A terminação ïnho”, aposta às palavras, serve para nos familiarizar mais com as pessoas ou os objetos e, ao mesmo tempo, para lhes dar relevo. É a maneira de fazê-los mais acessíveis aos sentidos e também de aproximá-los do coração.

Ao caracterizar o homem brasileiro de “cordial”, Sergio Buarque de Holanda, tinha o objetivo político de discutir formas de governo e seu ajustamento a determinado tipo de população. Para tanto, buscava, através da análise do passado, prever qual o desfecho provável para a crise então vivida pela sociedade brasileira. 

É importante destacar, que em 1936, ano de publicação de Raízes do Brasil, nosso país se industrializava e, em razão disso, ocorria uma crescente urbanização. Todo esse processo gerou uma crise sócio-política. O resultado é que, enquanto Getúlio Vargas centralizava o poder, surgiam alternativas políticas radicais, que iam do Integralismo (fascismo brasileiro) ao comunismo.

De acordo com o autor, “no Brasil, onde imperou, desde tempos remotos, o tipo primitivo da família patriarcal, o desenvolvimento da urbanização, acarretou um desequilíbrio social, cujos efeitos permanecem vivos até hoje”.
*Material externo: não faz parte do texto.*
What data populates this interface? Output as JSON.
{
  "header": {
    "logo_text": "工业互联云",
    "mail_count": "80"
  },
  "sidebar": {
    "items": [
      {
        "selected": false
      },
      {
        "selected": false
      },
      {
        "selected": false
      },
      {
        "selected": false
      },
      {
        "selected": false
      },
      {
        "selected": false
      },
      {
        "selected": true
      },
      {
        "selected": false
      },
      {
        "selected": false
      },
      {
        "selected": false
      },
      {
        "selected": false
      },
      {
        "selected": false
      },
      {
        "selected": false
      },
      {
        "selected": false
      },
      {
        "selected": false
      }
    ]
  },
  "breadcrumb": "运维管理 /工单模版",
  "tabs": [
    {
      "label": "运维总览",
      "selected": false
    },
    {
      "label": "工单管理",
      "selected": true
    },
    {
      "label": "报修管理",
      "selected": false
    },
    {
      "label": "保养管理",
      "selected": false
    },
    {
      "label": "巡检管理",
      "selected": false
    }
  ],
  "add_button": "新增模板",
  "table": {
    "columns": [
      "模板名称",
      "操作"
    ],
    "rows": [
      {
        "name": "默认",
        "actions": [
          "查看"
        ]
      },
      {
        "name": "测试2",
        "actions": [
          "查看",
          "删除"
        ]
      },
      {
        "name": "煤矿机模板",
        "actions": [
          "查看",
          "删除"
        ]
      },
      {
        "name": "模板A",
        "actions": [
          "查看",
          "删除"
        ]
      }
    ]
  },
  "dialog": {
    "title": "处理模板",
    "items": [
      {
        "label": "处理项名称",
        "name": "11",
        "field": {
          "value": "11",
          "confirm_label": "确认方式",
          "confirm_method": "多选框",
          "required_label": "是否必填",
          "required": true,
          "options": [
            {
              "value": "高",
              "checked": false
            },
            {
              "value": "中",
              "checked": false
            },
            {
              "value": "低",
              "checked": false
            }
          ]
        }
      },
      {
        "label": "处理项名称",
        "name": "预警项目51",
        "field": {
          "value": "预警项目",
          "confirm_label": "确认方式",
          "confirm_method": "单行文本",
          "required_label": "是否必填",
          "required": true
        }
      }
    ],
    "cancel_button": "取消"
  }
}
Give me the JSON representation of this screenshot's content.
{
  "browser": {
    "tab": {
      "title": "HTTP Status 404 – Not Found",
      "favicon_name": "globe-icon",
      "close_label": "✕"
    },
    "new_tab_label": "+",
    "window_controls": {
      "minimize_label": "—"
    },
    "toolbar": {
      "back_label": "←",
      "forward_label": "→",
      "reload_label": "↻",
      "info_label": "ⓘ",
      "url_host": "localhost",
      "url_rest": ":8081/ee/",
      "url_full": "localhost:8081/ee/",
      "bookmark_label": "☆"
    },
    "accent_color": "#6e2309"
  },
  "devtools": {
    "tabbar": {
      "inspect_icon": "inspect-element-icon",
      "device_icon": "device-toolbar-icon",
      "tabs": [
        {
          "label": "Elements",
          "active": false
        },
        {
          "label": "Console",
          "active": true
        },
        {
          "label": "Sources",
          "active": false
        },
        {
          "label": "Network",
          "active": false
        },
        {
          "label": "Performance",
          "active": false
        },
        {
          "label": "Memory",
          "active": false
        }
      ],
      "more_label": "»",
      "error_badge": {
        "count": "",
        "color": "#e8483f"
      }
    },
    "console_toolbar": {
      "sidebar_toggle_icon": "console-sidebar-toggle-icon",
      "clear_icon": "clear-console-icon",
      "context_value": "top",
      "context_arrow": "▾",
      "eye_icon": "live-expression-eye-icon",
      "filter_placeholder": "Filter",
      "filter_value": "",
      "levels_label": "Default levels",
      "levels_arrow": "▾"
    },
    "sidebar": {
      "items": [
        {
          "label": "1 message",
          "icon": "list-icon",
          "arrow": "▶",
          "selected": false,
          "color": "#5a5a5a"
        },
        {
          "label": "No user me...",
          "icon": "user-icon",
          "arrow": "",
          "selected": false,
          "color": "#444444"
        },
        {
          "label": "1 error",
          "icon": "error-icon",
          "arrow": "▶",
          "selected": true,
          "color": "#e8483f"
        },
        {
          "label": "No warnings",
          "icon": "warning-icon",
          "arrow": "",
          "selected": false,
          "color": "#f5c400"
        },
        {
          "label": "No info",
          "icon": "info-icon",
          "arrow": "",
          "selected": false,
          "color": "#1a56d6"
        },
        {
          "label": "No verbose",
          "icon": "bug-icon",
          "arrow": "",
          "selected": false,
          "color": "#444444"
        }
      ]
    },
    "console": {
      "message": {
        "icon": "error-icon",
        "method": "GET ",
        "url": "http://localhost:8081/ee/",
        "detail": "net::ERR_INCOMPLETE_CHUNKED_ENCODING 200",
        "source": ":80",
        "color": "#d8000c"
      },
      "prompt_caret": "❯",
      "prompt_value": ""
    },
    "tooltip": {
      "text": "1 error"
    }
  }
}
Formados no ambiente da família, os detentores de posições públicas dificilmente compreenderam a “distinção fundamental entre os domínios do privado e do público”. Assim, “só excepcionalmente tivemos um sistema administrativo e um corpo de funcionários puramente dedicados a interesses objetivos e fundados nesses interesses. É um dos efeitos da supremacia incontestável do núcleo familiar, que fornece o modelo obrigatório de qualquer composição social entre nós”.

Dessa forma, pode-se concluir que, para ele, o “homem cordial” é, na verdade, fruto do ruralismo e do patriarcalismo e, portanto, tende a desaparecer com a crescente urbanização.

Assim, a passagem da vida rural para a urbana representaria uma ruptura com as nossas raízes ibéricas. E esse rompimento com as formas tradicionais bem como a inauguração de um novo estilo de vida é, segundo ele, fundamental para que possamos nos modernizar e deixarmos de ser o que somos (cordiais) , pois, se nos mantivermos assim, como somos, não nos modernizaremos.

O autor, como Weber, acreditava que as relações familiares seriam suplantadas por relações puramente contratuais e, como consequência, para as funções públicas seriam escolhidos aqueles que tivessem competência.

Pode se dizer portanto, que as previsões feitas por Sergio Buarque de Holanda se concretizaram, porém, não totalmente e não em todas as regiões brasileiras. Em alguns lugares, apesar da urbanização, ainda persistem as práticas “clientelistas”, isto é, a utilização e, de certa forma, a apropriação do Estado por algumas famílias.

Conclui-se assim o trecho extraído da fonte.